The latter two roles require knowledge of technical and ministerial tasks. Paralegals and secretaries perform vital services. Those functions, however, are not those of lawyers. When I’ve been questioned by students considering jobs that indicate “some” paralegal and secretarial duties, I caution these prospective employees to be wary, as these positions are less likely to develop into collaborative/partnership relationships and more likely to remain service jobs.

To be clear, for years now technology has broadened the role of what attorneys do. And if employers and employees agree on a redefined model of attorney/paralegal/secretary, that’s perfectly fine. But law school is not the place for that other training to take place.

Third, law schools are graduating more students without jobs lined upon completion of their formal studies. One result is that the option of opening an individual practice without any significant guidance is presented as viable. It is not. In order for this possibility to appear valid, graduates, by definition, need to be “practice ready.” As discussed, however, new attorneys simply shouldn’t practice law without guidance.

To the extent that hiring attorneys would like to transfer the costs of non-lawyer employees to law schools and recent graduates, they are acting in an economically rational fashion — albeit perhaps with an excessive discount rate for the value of developing a long-term professional cadre of attorneys. But just because hiring attorneys are seeking employees on the cheap, doesn’t mean, of course, that law schools should cater to these demands. 

Unfortunately, motivated in part by the desire to placate potential donors and capitalize on the latest trend, some in legal education have latched onto this fad by promising more “experiential” learning. Of course, law schools have incorporated practical training into curricula for some time now. This is the very goal of clinical programs. 

Clinics, however, require large time investments and are costly, because students are learning the law and some application, while “experiencing” the practice in small groups. The bottom line, almost literally, is that more experience equals less doctrine. And law schools have already decreased doctrine to levels that some, including me, feel is suboptimal. So, to the extent that this new movement is ultimately a call for further expanding clinical training at the necessary expense of doctrinal education, it’s misguided.

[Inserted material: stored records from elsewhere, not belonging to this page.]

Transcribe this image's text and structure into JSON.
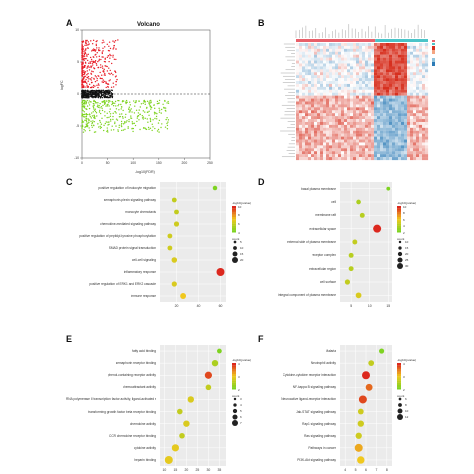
{
  "figure": {
    "panels": {
      "A": {
        "letter": "A",
        "title": "Volcano",
        "xlabel": "-log10(FDR)",
        "ylabel": "logFC"
      },
      "B": {
        "letter": "B"
      },
      "C": {
        "letter": "C"
      },
      "D": {
        "letter": "D"
      },
      "E": {
        "letter": "E"
      },
      "F": {
        "letter": "F"
      }
    },
    "legend": {
      "color_title": "-log10(pvalue)",
      "size_title": "count"
    }
  },
  "chart_data": [
    {
      "panel": "A",
      "type": "scatter",
      "title": "Volcano",
      "xlabel": "-log10(FDR)",
      "ylabel": "logFC",
      "xticks": [
        "0",
        "50",
        "100",
        "150",
        "200",
        "250"
      ],
      "yticks": [
        "10",
        "5",
        "0",
        "-5",
        "-10"
      ],
      "xlim": [
        0,
        250
      ],
      "ylim": [
        -10,
        10
      ],
      "threshold_line_y": 0,
      "series": [
        {
          "color": "#e8202a",
          "values": []
        },
        {
          "color": "#111111",
          "values": []
        },
        {
          "color": "#7ed321",
          "values": []
        }
      ]
    },
    {
      "panel": "B",
      "type": "heatmap",
      "colors": {
        "high": "#d7301f",
        "mid": "#ffffff",
        "low": "#2c7bb6"
      }
    },
    {
      "panel": "C",
      "type": "scatter",
      "categories": [
        "positive regulation of leukocyte migration",
        "semaphorin-plexin signaling pathway",
        "monocyte chemotaxis",
        "chemokine-mediated signaling pathway",
        "positive regulation of peptidyl-tyrosine phosphorylation",
        "SMAD protein signal transduction",
        "cell-cell signaling",
        "inflammatory response",
        "positive regulation of ERK1 and ERK2 cascade",
        "immune response"
      ],
      "x": [
        55,
        18,
        20,
        20,
        14,
        14,
        18,
        60,
        18,
        26
      ],
      "count": [
        6,
        7,
        7,
        8,
        7,
        7,
        9,
        16,
        8,
        10
      ],
      "pvalue_color": [
        0.0,
        0.3,
        0.3,
        0.35,
        0.35,
        0.35,
        0.4,
        1.0,
        0.4,
        0.5
      ],
      "xticks": [
        "20",
        "40",
        "60"
      ],
      "xlim": [
        5,
        65
      ],
      "legend_sizes": [
        "5",
        "10",
        "15",
        "20"
      ],
      "legend_color_ticks": [
        "10",
        "8",
        "6",
        "4"
      ]
    },
    {
      "panel": "D",
      "type": "scatter",
      "categories": [
        "basal plasma membrane",
        "cell",
        "membrane raft",
        "extracellular space",
        "external side of plasma membrane",
        "receptor complex",
        "extracellular region",
        "cell surface",
        "integral component of plasma membrane"
      ],
      "x": [
        15,
        7,
        8,
        12,
        6,
        5,
        5,
        4,
        7
      ],
      "count": [
        5,
        8,
        9,
        20,
        9,
        9,
        9,
        10,
        12
      ],
      "pvalue_color": [
        0.0,
        0.2,
        0.25,
        1.0,
        0.3,
        0.25,
        0.25,
        0.3,
        0.4
      ],
      "xticks": [
        "5",
        "10",
        "15"
      ],
      "xlim": [
        2,
        16
      ],
      "legend_sizes": [
        "10",
        "15",
        "20",
        "25",
        "30"
      ],
      "legend_color_ticks": [
        "10",
        "8",
        "6",
        "4",
        "2"
      ]
    },
    {
      "panel": "E",
      "type": "scatter",
      "categories": [
        "fatty acid binding",
        "semaphorin receptor binding",
        "phenol-containing receptor activity",
        "chemoattractant activity",
        "RNA polymerase II transcription factor activity, ligand-activated sequence-specific DNA binding",
        "transforming growth factor beta receptor binding",
        "chemokine activity",
        "CCR chemokine receptor binding",
        "cytokine activity",
        "heparin binding"
      ],
      "x": [
        35,
        33,
        30,
        30,
        22,
        17,
        20,
        18,
        15,
        12
      ],
      "count": [
        3,
        5,
        6,
        4,
        5,
        4,
        5,
        4,
        6,
        7
      ],
      "pvalue_color": [
        0.0,
        0.2,
        0.9,
        0.3,
        0.4,
        0.3,
        0.4,
        0.3,
        0.45,
        0.45
      ],
      "xticks": [
        "10",
        "15",
        "20",
        "25",
        "30",
        "35"
      ],
      "xlim": [
        8,
        38
      ],
      "legend_sizes": [
        "3",
        "4",
        "5",
        "6",
        "7"
      ],
      "legend_color_ticks": [
        "4",
        "3",
        "2"
      ]
    },
    {
      "panel": "F",
      "type": "scatter",
      "categories": [
        "Malaria",
        "Neutrophil activity",
        "Cytokine-cytokine receptor interaction",
        "NF-kappa B signaling pathway",
        "Neuroactive ligand-receptor interaction",
        "Jak-STAT signaling pathway",
        "Rap1 signaling pathway",
        "Ras signaling pathway",
        "Pathways in cancer",
        "PI3K-Akt signaling pathway"
      ],
      "x": [
        7.5,
        6.5,
        6.0,
        6.3,
        5.7,
        5.5,
        5.5,
        5.3,
        5.3,
        5.5
      ],
      "count": [
        5,
        6,
        10,
        8,
        10,
        6,
        7,
        7,
        10,
        9
      ],
      "pvalue_color": [
        0.0,
        0.3,
        1.0,
        0.8,
        0.9,
        0.35,
        0.35,
        0.35,
        0.6,
        0.5
      ],
      "xticks": [
        "4",
        "5",
        "6",
        "7",
        "8"
      ],
      "xlim": [
        3.5,
        8.5
      ],
      "legend_sizes": [
        "6",
        "8",
        "10",
        "12"
      ],
      "legend_color_ticks": [
        "4",
        "3",
        "2"
      ]
    }
  ]
}
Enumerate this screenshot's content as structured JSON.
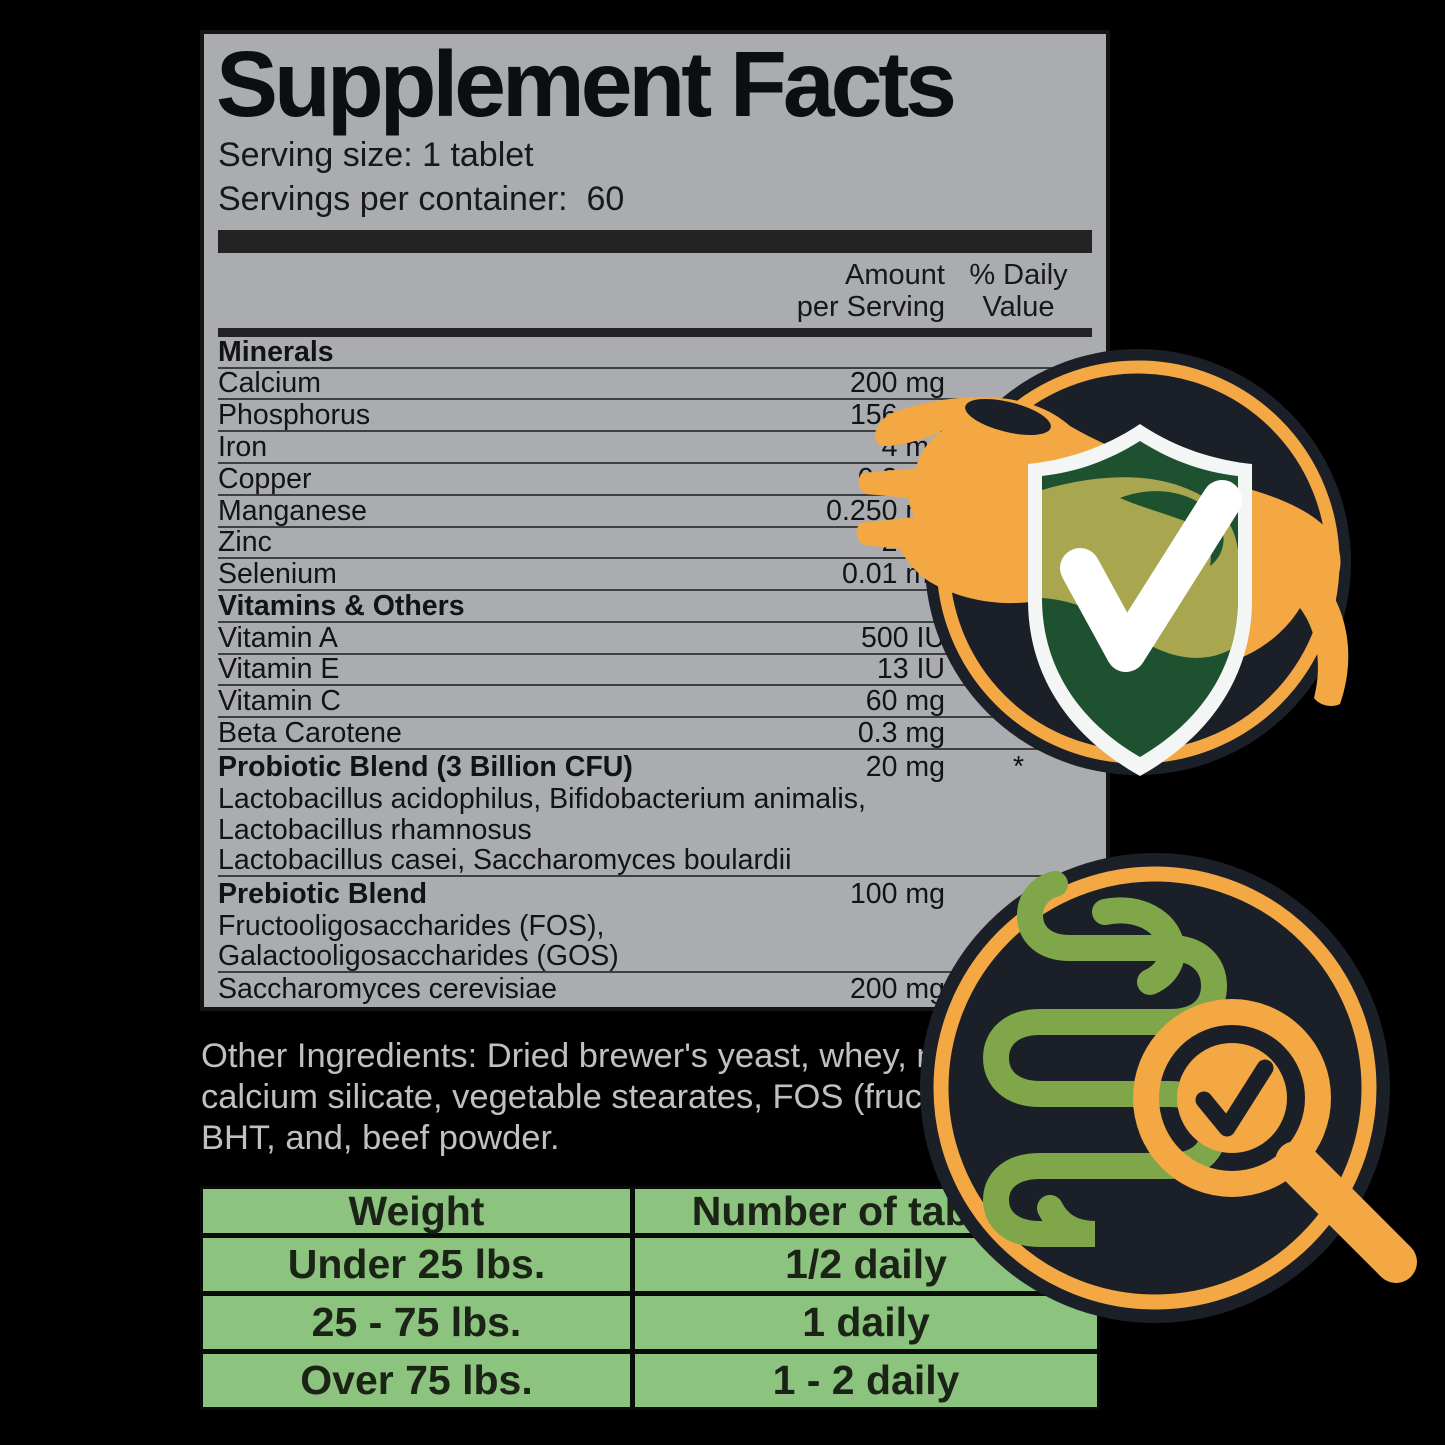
{
  "panel": {
    "title": "Supplement Facts",
    "serving_size": "Serving size: 1 tablet",
    "servings_per_container": "Servings per container:  60",
    "column_headers": {
      "amount_line1": "Amount",
      "amount_line2": "per Serving",
      "daily_value_line1": "% Daily",
      "daily_value_line2": "Value"
    },
    "rows": [
      {
        "label": "Minerals",
        "amount": "",
        "dv": "",
        "style": "section",
        "sep": true
      },
      {
        "label": "Calcium",
        "amount": "200 mg",
        "dv": "",
        "style": "item",
        "sep": true
      },
      {
        "label": "Phosphorus",
        "amount": "156 mg",
        "dv": "",
        "style": "item",
        "sep": true
      },
      {
        "label": "Iron",
        "amount": "4 mg",
        "dv": "",
        "style": "item",
        "sep": true
      },
      {
        "label": "Copper",
        "amount": "0.2 mg",
        "dv": "",
        "style": "item",
        "sep": true
      },
      {
        "label": "Manganese",
        "amount": "0.250 mg",
        "dv": "",
        "style": "item",
        "sep": true
      },
      {
        "label": "Zinc",
        "amount": "2 mg",
        "dv": "",
        "style": "item",
        "sep": true
      },
      {
        "label": "Selenium",
        "amount": "0.01 mg",
        "dv": "",
        "style": "item",
        "sep": true
      },
      {
        "label": "Vitamins & Others",
        "amount": "",
        "dv": "",
        "style": "section",
        "sep": true
      },
      {
        "label": "Vitamin A",
        "amount": "500 IU",
        "dv": "",
        "style": "item",
        "sep": true
      },
      {
        "label": "Vitamin E",
        "amount": "13 IU",
        "dv": "",
        "style": "item",
        "sep": true
      },
      {
        "label": "Vitamin C",
        "amount": "60 mg",
        "dv": "",
        "style": "item",
        "sep": true
      },
      {
        "label": "Beta Carotene",
        "amount": "0.3 mg",
        "dv": "",
        "style": "item",
        "sep": true
      },
      {
        "label": "Probiotic Blend (3 Billion CFU)",
        "amount": "20 mg",
        "dv": "*",
        "style": "bold-item",
        "sep": false
      },
      {
        "label": "Lactobacillus acidophilus, Bifidobacterium animalis,",
        "amount": "",
        "dv": "",
        "style": "sub",
        "sep": false
      },
      {
        "label": "Lactobacillus rhamnosus",
        "amount": "",
        "dv": "",
        "style": "sub",
        "sep": false
      },
      {
        "label": "Lactobacillus casei, Saccharomyces boulardii",
        "amount": "",
        "dv": "",
        "style": "sub",
        "sep": true
      },
      {
        "label": "Prebiotic Blend",
        "amount": "100 mg",
        "dv": "",
        "style": "bold-item",
        "sep": false
      },
      {
        "label": "Fructooligosaccharides (FOS),",
        "amount": "",
        "dv": "",
        "style": "sub",
        "sep": false
      },
      {
        "label": "Galactooligosaccharides (GOS)",
        "amount": "",
        "dv": "",
        "style": "sub",
        "sep": true
      },
      {
        "label": "Saccharomyces cerevisiae",
        "amount": "200 mg",
        "dv": "",
        "style": "item",
        "sep": false
      }
    ]
  },
  "other_ingredients": {
    "line1": "Other Ingredients: Dried brewer's yeast, whey, natural",
    "line2": "calcium silicate, vegetable stearates, FOS (fructooligo",
    "line3": "BHT, and, beef powder."
  },
  "dosage_table": {
    "headers": [
      "Weight",
      "Number of tablets"
    ],
    "rows": [
      [
        "Under 25 lbs.",
        "1/2 daily"
      ],
      [
        "25 - 75 lbs.",
        "1 daily"
      ],
      [
        "Over 75 lbs.",
        "1 - 2 daily"
      ]
    ]
  },
  "badges": {
    "top_badge": "dog-shield-check-badge",
    "bottom_badge": "gut-health-check-badge"
  },
  "colors": {
    "background": "#000000",
    "panel_gray": "#aaacaf",
    "accent_orange": "#f3a844",
    "badge_dark": "#1b1f27",
    "shield_green_dark": "#1d5130",
    "shield_olive": "#a8a64f",
    "intestine_green": "#7fa74a",
    "table_green": "#8cc37e"
  }
}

Law schools have also responded to the “practice ready” demand by resorting to externships. Unlike clinics, which are expensive, externships are relatively cheap for law schools: students perform free work, typically for judges or other public employers, while schools collect tuition dollars. Neat deal, huh? The exposure to real-work conditions may be of some interest, but not at the expense of even further restricting doctrinal learning. Indeed, it’s challenging to obtain a significant educational experience in an externship while necessarily reducing core doctrinal legal knowledge.

The goal of producing practice-ready graduates from law school is another attempt by legal education to throw jelly at the wall to see what sticks. It’s not good for law students nor the legal enterprise.  We should eschew such efforts.